Der größte Auftraggeber der JVA Tegel ist aber - wie bei vielen Gefängnissen - die öffentliche Hand: "Wir bauen und reparieren sehr viel Möbel für das Land Berlin", sagt Blank. "Denen können wir leider nur unsere Materialkosten in Rechnung stellen." Bei allen anderen Aufträgen wird auf Basis von Tariflöhnen kalkuliert, aber keine Mehrwertsteuer aufgeschlagen. Deshalb ist das Gefängnis häufig preiswerter, aber in vielen Fällen auch langsamer als ein Privatbetrieb.
"Vollzugsbelange gehen halt immer vor", sagt Sascha Spannuth, der in der JVA Tegel die Polsterei leitet.
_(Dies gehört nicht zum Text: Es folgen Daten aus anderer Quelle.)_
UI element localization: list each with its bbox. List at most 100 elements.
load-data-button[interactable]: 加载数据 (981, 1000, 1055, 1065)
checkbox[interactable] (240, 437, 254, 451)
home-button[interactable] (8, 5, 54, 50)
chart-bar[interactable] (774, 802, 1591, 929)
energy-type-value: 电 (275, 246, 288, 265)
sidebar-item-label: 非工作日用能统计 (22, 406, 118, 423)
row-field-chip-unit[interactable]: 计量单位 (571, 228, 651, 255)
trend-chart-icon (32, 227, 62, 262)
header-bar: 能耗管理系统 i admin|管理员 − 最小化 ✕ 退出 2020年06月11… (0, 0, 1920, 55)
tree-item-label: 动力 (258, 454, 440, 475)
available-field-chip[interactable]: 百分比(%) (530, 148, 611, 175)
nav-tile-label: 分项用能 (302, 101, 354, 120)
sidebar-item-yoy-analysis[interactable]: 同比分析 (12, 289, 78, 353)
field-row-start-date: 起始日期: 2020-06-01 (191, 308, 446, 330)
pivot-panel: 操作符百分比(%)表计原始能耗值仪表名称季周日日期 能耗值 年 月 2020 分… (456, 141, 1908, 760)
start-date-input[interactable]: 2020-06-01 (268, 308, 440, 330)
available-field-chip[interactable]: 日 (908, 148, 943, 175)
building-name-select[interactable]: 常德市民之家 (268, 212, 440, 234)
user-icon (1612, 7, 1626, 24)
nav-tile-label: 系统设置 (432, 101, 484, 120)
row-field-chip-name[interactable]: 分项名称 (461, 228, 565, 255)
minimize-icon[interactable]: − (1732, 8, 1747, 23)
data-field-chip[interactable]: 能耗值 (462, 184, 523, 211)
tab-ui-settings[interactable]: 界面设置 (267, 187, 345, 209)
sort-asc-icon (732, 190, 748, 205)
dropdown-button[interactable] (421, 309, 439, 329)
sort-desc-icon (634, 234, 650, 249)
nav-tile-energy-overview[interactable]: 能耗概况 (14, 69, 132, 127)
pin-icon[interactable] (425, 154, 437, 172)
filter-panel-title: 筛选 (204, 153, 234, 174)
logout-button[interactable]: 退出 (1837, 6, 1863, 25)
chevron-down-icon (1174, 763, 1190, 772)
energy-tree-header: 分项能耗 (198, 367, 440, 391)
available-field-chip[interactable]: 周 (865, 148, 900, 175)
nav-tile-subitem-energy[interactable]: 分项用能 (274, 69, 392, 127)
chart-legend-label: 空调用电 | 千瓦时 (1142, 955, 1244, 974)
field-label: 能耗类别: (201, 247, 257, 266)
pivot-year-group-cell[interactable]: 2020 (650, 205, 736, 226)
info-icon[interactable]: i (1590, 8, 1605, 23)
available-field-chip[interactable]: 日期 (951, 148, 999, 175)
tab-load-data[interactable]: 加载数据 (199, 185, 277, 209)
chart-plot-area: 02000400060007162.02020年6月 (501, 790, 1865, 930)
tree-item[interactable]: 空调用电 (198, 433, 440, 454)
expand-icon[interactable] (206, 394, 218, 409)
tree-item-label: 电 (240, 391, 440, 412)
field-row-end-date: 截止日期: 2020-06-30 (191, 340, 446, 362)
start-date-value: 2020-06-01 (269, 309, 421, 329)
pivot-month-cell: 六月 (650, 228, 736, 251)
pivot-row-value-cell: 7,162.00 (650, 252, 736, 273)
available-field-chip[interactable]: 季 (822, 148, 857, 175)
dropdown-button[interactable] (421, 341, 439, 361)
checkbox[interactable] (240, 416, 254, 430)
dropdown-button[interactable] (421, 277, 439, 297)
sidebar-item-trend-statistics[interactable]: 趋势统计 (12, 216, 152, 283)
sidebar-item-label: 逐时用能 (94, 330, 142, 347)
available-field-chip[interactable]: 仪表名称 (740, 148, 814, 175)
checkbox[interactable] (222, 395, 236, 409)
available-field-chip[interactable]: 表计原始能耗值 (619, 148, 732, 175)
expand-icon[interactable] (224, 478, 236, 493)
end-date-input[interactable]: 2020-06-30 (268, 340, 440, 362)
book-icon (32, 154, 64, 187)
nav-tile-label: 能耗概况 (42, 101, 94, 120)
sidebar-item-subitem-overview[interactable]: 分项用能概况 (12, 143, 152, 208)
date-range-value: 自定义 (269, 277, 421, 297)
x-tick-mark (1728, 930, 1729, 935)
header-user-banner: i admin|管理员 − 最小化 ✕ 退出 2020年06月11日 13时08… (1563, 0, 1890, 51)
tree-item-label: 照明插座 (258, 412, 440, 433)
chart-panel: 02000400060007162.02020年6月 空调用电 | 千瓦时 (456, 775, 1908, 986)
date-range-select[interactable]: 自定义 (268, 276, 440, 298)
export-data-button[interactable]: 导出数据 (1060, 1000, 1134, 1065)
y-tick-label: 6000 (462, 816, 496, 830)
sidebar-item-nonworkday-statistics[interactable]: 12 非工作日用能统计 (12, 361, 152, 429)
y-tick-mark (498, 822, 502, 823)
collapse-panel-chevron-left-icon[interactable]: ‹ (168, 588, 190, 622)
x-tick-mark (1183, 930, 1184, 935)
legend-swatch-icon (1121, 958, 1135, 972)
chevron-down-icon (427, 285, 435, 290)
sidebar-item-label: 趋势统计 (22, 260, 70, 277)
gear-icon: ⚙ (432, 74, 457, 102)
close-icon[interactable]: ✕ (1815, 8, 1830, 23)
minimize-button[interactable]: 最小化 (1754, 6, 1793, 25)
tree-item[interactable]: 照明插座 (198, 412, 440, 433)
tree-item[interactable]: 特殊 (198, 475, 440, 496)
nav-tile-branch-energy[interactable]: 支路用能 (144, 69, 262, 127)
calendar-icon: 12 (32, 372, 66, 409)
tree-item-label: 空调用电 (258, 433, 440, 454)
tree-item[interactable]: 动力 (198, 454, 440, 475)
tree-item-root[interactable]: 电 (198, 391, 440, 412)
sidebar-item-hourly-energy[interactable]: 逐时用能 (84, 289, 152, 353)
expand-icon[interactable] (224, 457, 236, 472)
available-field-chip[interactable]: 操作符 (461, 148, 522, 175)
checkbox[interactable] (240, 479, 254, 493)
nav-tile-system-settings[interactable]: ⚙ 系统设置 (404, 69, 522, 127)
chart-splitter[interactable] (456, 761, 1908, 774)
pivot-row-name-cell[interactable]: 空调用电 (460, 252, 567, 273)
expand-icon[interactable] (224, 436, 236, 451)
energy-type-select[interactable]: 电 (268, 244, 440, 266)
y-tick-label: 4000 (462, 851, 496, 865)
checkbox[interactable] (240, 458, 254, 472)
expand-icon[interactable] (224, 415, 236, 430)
Überstunden oder Reparaturen vor Ort lassen sich mit dem Gefängnisalltag eben nicht vereinbaren. Zudem gebe es eine große Personalfluktuation, weil die Haftzeit der meisten Gefangenen eben begrenzt sei. "Wir müssen die meist Ungelernten dann erst einmal einarbeiten", so Spannuth. Von daher sei die Arbeit mit Lebenslänglichen am angenehmsten.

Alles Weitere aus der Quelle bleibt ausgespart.